Patients with psychomotor agitation are treated in psychiatric clinics. Before transport, they are given intramuscular or intravenous neuroleptics (50–75 mg of chlorpromazine, 50–75 mg levomepromazina, 50 mg clozapida). If the patient has previously received antipsychotics, the dose of drugs increased by 2 times. 0.25 can be used to eliminate the excitation % – solution was droperidol (2 ml intramuscularly) or 20 % – s hydroxybutyrate sodium chloride (20 ml of 20 ml 40 % – Foot glucose solution intravenously).
Controlling the level of blood pressure after drug administration is required. For elderly people or debilitated patients, it is preferable to use intravenous, intramuscular diazepam (up to 30 mg), midazolam (up to 15 mg).
Before the effect of the introduction of sedatives, the patient can be fixed in a gentle way (sheets, belts of cloth). Hands, and sometimes legs fixed separately. Moreover, it is impossible to prevent circulatory disorders – do not pinch the blood vessels and large nerves with tight straps. The patient, even in a fixed state, needs constant observation.
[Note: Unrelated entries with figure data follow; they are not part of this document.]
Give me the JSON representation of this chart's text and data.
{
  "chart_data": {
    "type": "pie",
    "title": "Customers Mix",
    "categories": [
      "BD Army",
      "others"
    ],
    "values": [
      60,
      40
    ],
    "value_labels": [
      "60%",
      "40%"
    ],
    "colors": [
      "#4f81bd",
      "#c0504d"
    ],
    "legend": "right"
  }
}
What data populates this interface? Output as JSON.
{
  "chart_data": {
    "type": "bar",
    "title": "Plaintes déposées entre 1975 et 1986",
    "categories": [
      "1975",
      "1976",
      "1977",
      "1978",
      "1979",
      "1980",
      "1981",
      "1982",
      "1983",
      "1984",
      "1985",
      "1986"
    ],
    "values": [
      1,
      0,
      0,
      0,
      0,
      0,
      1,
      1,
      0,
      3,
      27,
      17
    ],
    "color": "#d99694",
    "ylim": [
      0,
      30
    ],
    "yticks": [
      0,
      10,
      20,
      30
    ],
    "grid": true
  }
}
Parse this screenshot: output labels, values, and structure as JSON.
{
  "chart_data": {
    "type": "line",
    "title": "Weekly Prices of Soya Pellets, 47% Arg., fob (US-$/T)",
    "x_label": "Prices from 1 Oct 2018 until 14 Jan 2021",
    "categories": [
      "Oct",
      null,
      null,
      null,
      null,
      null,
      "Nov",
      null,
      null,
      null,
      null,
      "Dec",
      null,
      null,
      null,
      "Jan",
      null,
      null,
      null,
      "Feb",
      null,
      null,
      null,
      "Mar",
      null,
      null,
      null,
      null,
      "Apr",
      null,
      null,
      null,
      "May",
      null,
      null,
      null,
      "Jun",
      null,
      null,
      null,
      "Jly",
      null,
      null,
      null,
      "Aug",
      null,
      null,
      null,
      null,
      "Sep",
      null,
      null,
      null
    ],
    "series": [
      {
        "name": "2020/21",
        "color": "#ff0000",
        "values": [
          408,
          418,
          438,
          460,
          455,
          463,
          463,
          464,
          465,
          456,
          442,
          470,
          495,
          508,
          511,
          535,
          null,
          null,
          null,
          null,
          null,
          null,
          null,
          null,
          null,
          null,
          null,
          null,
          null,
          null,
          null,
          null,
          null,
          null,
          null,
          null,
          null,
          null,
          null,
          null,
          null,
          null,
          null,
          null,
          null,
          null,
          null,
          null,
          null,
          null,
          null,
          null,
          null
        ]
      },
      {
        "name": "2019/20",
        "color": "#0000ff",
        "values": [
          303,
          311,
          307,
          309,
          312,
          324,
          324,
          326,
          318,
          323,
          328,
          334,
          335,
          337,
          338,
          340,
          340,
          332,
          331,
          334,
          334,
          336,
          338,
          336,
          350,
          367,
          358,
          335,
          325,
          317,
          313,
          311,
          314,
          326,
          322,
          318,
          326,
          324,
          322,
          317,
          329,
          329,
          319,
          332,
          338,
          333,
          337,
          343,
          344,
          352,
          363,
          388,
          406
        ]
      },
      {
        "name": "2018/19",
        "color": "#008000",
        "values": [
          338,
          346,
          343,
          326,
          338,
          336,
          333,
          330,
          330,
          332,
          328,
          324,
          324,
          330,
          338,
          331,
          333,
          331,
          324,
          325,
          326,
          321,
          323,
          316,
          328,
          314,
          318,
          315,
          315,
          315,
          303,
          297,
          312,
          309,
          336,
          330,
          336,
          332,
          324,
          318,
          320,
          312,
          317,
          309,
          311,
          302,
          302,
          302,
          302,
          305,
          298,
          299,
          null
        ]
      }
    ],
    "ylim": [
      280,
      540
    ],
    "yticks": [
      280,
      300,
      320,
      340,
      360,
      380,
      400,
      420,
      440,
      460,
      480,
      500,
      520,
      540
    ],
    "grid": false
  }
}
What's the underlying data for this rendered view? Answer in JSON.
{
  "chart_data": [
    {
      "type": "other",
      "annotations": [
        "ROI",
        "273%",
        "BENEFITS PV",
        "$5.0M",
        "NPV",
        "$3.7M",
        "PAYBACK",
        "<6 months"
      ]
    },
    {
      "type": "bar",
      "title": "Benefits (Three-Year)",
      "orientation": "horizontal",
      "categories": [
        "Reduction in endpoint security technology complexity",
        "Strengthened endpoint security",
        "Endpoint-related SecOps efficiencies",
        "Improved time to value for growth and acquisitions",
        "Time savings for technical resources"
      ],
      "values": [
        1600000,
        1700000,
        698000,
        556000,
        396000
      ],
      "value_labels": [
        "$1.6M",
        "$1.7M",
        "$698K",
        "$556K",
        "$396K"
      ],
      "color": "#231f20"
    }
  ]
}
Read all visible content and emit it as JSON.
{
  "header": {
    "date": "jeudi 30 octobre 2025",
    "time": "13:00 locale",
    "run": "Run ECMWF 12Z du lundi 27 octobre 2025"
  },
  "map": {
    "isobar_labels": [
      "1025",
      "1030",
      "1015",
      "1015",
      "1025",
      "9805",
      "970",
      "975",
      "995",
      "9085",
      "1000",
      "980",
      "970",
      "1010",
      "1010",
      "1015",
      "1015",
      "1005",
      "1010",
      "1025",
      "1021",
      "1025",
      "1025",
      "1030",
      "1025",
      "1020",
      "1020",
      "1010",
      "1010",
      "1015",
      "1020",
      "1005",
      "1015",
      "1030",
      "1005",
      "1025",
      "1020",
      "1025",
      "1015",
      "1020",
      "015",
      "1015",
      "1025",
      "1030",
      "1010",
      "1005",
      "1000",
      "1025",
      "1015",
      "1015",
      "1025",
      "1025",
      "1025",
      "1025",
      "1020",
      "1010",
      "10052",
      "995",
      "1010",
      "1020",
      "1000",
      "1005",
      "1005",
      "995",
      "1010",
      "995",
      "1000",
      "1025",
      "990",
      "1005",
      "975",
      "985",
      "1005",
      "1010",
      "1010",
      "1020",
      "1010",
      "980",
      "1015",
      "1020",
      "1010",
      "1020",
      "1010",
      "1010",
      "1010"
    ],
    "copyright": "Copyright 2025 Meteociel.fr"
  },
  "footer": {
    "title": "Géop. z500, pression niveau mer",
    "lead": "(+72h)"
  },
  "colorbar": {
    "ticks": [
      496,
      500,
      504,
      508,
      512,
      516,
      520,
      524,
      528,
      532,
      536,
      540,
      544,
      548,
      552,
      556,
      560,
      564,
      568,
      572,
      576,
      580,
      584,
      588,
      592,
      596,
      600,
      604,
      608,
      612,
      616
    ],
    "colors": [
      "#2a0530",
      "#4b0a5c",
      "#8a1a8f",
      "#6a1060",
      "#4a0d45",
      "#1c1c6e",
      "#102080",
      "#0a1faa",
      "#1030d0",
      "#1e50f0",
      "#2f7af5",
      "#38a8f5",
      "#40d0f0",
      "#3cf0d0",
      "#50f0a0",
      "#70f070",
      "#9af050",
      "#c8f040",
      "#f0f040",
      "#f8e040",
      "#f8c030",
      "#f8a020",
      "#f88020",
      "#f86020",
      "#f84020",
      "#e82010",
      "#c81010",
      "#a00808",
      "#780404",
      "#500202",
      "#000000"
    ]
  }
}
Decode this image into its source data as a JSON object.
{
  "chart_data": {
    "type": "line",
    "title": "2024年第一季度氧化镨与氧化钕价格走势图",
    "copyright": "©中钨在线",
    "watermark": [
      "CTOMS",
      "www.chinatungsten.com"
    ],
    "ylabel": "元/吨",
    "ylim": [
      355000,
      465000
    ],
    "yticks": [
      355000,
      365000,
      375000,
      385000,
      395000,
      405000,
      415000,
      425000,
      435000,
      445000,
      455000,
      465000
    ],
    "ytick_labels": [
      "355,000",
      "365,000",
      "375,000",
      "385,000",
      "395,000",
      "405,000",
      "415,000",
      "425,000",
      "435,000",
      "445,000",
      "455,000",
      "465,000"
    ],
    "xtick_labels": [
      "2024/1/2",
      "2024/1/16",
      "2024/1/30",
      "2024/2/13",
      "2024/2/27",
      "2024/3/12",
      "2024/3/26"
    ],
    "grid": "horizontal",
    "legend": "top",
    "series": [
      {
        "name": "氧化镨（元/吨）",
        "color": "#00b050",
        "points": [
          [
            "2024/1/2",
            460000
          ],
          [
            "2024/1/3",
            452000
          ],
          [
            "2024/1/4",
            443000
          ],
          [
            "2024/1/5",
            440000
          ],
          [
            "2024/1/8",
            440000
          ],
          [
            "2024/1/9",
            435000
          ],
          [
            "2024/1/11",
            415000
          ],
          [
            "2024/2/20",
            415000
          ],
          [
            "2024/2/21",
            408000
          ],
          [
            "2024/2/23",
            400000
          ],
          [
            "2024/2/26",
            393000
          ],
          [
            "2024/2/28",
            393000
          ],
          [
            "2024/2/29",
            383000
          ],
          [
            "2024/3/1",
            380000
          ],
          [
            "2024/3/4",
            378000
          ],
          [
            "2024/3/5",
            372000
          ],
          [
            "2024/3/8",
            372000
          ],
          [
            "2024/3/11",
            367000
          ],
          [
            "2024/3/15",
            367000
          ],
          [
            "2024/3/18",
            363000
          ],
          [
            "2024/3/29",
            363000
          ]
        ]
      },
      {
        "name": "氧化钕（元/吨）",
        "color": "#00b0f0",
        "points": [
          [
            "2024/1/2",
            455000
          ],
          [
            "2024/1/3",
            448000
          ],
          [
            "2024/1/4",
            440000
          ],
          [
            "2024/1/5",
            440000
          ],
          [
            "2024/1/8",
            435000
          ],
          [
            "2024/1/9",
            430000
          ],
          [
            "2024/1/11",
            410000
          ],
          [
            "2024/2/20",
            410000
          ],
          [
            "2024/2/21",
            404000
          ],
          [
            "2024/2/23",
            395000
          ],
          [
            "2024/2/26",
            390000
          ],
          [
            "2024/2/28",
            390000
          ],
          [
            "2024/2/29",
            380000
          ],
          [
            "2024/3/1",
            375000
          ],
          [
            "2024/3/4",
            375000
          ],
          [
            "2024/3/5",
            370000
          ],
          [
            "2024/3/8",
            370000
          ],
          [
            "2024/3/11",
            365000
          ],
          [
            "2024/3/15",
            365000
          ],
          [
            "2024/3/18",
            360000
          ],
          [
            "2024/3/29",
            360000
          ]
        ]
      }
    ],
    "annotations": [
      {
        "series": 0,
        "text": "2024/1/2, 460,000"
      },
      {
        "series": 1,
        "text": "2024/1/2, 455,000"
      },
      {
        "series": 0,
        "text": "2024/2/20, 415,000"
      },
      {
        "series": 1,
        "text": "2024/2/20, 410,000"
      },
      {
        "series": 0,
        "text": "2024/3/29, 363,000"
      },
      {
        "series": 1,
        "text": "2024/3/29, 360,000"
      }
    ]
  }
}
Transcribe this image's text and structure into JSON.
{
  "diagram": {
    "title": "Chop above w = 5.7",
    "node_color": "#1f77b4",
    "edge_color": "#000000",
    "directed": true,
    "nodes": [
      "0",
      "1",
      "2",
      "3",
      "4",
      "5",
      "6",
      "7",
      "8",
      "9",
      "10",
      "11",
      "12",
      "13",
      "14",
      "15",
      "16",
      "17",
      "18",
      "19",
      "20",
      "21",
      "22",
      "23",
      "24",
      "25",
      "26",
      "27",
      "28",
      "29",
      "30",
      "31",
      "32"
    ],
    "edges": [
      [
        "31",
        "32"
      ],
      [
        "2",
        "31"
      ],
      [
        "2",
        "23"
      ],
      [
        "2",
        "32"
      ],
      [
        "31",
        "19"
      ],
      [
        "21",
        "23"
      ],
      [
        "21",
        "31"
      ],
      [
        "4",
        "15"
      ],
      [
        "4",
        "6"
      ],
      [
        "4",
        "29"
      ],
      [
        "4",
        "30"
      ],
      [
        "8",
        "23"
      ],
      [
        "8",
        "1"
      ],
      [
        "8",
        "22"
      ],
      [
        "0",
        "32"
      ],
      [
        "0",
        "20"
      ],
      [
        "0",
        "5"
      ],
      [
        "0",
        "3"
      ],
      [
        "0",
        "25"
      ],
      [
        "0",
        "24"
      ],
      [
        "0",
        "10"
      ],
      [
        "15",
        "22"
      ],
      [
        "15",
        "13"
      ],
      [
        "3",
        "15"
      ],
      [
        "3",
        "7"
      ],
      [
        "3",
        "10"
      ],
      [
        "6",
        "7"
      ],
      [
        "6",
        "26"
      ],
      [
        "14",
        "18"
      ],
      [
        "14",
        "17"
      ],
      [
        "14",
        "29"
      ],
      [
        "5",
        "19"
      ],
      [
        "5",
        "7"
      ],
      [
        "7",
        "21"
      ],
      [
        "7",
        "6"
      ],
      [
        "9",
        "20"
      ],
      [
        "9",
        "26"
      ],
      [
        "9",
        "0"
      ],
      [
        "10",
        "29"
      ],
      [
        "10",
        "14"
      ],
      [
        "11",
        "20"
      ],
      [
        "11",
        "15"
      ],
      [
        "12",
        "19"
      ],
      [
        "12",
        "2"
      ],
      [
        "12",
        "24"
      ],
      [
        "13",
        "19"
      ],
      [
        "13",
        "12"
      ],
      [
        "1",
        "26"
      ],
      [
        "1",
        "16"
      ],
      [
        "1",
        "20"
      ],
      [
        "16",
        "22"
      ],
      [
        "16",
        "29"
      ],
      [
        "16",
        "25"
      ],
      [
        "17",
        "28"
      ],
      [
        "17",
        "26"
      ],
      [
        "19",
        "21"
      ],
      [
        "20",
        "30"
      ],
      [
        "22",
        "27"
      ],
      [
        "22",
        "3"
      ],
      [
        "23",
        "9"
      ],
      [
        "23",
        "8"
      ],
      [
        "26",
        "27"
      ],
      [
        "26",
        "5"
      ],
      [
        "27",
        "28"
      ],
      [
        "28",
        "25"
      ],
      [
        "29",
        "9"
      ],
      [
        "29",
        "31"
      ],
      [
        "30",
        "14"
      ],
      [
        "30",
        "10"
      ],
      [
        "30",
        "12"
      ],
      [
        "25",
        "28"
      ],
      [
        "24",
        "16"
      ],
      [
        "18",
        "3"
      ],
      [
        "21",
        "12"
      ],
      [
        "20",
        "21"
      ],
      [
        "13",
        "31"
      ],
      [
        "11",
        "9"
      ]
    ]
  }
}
These actions are noted in the accompanying documentation.
Patients are subject to urgent hospitalization in a psychiatric supervisory department.
With unfinished suicide medical help is based from available to the patient damage . With fractures due to the fall patient from a height – splinting, anti-shock events, hospitalization at corresponding transport (see. “Surgical Section diseases”).
With drowning ( after extraction the sick of water ) and when hanging ( cut a rope supporting patient ) need to clear mouth and pull out language, after what produce artificial breath , maintain hearty activities as well conduct dehydrating therapy (see. Reanimation).
Required urgenthospitalization; at transportation the sick on stretcher rendering medical help not is terminated.
In case of poisoning with psychotropic drugs (amitriptyline), To remove the remaining drugs, stomach is fed through a tube, saline laxative, adsorbing (activated carbon, burnt magnesia) and enveloping agents are prescribed . Urgent hospitalization is required; during transportation to support cardiovascular activity.